I don’t know about you, but I’d sure like to prove capable of analyzing and communicating ideas, not to mention forging spontaneous connections with others. This, finally, is why I will not outsource my writing—my thinking—to Artificial Intelligence. Too much is at stake: our humanity.
It is easy for me to imagine that the next great division of the world will be between people who wish to live as creatures and people who wish to live as machines.
Wendell Berry, Life Is a Miracle
The last sentence captures it perfectly — our reliance on AI for writing robs us of the very essence of the practice itself. It strips the fibers of creative thought and replaces it with an algorithmic string of words that don’t have any pulse.
The heart and soul of a human writer can never be replaced by a bot. In a way it’s similar to a human voice which has a living organic quality…irreplaceable.
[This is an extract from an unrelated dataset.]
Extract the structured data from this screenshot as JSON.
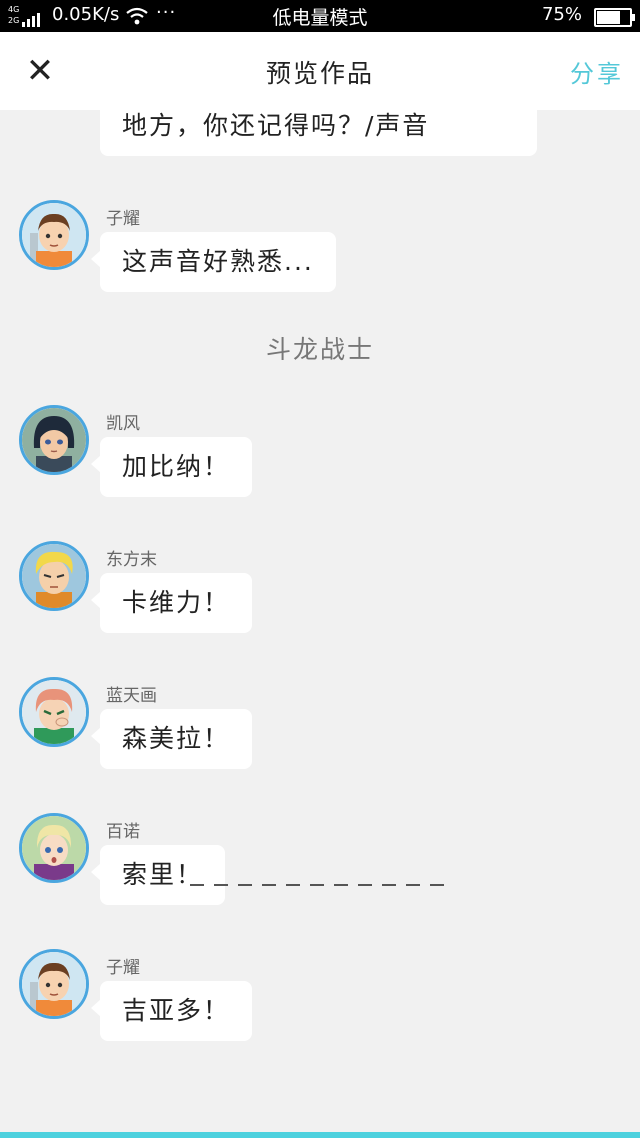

C.S. Lewis wrote in ‘Perelandra’, an interesting juxtaposition of a human voice versus that of non-human angel voice. The human voice has a distinctive quality of warmth derived from lungs and air, whereas the angel’s voice was more akin to a musical instrument.
As your title says, ‘Artificial’ Intelligence, not real, not natural. Artificial is sometimes a replacement for the real thing, only compare margarine to butter, and we see that it may be close, but cannot equal the natural God given thing. In fact, it’s really a poor substitute. It’s not healthy!
I believe we can extrapolate the who artificial premise back to the origin of artificiality - satan. As a liar and the father of lies, he has perfected the practice of taking God’s good creation, twisting it, and making it into something unnatural, artificial if you will. Think of the first lie…”did God really say that?”
Well, yes, he did say that but mankind has been falling for lies ever since. Which is why we cling ever more closely to the only Truth we know…Jesus.
No…God created humanity in His own image; we will not be replaced by anything non human.
Well written piece and great picture!